JOC Staff | Oct 03, 2012 1:01PM EDT
Boeing on Tuesday downgraded its forecast for global air cargo growth by nearly 12 percent, a reaction to the slowing international economy and a possible result of shippers’ shift to cheaper transport.
The largest freighter manufacturer said it expects air cargo traffic to grow 5.2 percent annually, a decrease from the 5.9 percent expansion Boeing predicted two years ago. Although fuel costs are expected to remain volatile, Boeing doesn’t expect prices to be “significantly higher” than current costs.

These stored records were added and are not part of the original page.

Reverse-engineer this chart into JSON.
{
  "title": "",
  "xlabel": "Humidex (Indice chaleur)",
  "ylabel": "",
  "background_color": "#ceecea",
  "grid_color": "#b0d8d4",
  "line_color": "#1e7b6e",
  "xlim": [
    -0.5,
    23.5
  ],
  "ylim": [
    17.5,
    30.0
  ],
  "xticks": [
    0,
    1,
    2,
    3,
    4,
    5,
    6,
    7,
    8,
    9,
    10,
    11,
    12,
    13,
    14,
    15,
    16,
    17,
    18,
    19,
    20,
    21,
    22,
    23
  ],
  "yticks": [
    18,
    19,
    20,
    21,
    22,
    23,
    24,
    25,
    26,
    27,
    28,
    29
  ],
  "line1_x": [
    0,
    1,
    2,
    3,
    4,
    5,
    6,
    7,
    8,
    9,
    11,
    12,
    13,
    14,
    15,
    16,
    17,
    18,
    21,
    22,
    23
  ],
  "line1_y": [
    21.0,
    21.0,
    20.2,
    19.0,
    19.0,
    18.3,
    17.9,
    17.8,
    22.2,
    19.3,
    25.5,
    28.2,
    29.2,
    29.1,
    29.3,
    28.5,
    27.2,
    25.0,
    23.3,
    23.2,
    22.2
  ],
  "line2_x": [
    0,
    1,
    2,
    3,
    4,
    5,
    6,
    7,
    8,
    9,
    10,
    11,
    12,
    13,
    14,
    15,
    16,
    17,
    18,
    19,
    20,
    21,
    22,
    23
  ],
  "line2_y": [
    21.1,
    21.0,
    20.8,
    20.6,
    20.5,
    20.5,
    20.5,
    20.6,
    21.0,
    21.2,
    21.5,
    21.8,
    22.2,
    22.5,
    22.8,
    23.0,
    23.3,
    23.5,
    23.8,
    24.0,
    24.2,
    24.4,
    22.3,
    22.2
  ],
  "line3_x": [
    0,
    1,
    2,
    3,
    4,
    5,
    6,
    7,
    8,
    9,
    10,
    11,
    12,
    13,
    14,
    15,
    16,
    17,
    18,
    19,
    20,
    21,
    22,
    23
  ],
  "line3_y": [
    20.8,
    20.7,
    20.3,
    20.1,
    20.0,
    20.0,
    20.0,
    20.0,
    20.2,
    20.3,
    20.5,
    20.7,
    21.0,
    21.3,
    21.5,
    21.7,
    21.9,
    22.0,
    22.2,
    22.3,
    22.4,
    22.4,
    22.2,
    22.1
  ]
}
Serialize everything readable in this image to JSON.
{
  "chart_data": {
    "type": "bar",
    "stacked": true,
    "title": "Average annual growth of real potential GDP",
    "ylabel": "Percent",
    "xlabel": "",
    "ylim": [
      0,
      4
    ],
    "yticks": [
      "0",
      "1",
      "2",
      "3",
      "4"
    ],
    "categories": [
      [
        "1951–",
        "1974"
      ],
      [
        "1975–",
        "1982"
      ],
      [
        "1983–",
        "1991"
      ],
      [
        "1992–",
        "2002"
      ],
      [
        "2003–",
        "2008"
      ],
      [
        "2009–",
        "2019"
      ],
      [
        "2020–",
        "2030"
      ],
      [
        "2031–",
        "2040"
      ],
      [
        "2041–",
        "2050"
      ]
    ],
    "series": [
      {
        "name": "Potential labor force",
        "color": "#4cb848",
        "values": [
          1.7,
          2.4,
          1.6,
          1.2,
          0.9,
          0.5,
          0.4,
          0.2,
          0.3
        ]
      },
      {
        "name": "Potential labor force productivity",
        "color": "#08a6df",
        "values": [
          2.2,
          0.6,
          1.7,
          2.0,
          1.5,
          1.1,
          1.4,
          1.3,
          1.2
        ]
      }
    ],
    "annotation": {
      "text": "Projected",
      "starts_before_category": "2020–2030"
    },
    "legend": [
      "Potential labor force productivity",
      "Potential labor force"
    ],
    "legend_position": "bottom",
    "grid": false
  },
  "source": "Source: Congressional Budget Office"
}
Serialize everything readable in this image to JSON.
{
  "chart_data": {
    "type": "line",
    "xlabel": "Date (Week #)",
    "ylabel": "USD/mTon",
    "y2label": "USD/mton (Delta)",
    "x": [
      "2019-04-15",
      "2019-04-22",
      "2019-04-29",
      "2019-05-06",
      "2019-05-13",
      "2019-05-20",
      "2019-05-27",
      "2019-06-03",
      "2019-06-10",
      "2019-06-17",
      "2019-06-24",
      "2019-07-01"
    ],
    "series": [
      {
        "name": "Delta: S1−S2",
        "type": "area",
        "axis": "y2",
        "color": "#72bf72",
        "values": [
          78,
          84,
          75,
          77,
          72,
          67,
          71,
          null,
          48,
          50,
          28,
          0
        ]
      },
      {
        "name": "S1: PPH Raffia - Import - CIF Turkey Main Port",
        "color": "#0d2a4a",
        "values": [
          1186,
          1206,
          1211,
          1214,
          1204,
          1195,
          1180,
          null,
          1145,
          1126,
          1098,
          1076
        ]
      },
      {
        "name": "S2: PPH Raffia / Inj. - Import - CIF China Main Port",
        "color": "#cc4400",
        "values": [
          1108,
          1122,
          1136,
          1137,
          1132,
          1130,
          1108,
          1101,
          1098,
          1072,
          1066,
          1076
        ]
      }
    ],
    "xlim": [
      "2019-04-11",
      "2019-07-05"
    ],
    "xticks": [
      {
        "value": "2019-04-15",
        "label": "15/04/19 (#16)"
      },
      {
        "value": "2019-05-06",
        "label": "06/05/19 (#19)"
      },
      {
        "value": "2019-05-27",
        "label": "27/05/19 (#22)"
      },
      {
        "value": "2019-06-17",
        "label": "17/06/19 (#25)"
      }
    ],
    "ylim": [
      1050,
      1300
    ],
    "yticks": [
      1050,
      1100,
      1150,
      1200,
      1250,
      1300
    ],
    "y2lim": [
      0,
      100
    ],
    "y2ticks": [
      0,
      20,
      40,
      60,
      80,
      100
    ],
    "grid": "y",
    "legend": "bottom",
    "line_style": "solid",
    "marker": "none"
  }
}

“Current industry uncertainty has brought a disparity of viewpoint concerning the future of the air cargo business, but economic activity — particularly world gross domestic product and industrial production — remains the key driver of the air cargo market,” said Tom Crabtree, regional director, business development and strategic integration. “Over the long term, indicators such as GDP growth at 3.2 percent and the need for greater operational efficiency will prevail in the marketplace.”
Boeing forecast the global freighter fleet will expand 84 percent from 1,738 to 3,198 freighters by 2013. The Chicago-based company expects its large freighters, such as the 747 and 777, will account for about 36 percent of the fleet within 20 years, a five percentage point increase from current levels. The new freighter demand will be fueled by 935 new aircraft, valued at $250 billion, and the conversion of 1,820 passenger aircraft to freighters.
Domestic Chinese and intra-Asia markets will lead global growth, with an expansion of 8 percent and 6.9 percent, respectively.
“Latin America markets with North America and with Europe will grow at approximately the world average growth rate, as will Middle East markets with Europe,” according to the Boeing forecast. “The more mature North America and Europe markets reflect slower and thus lower-than-average traffic growth rates.”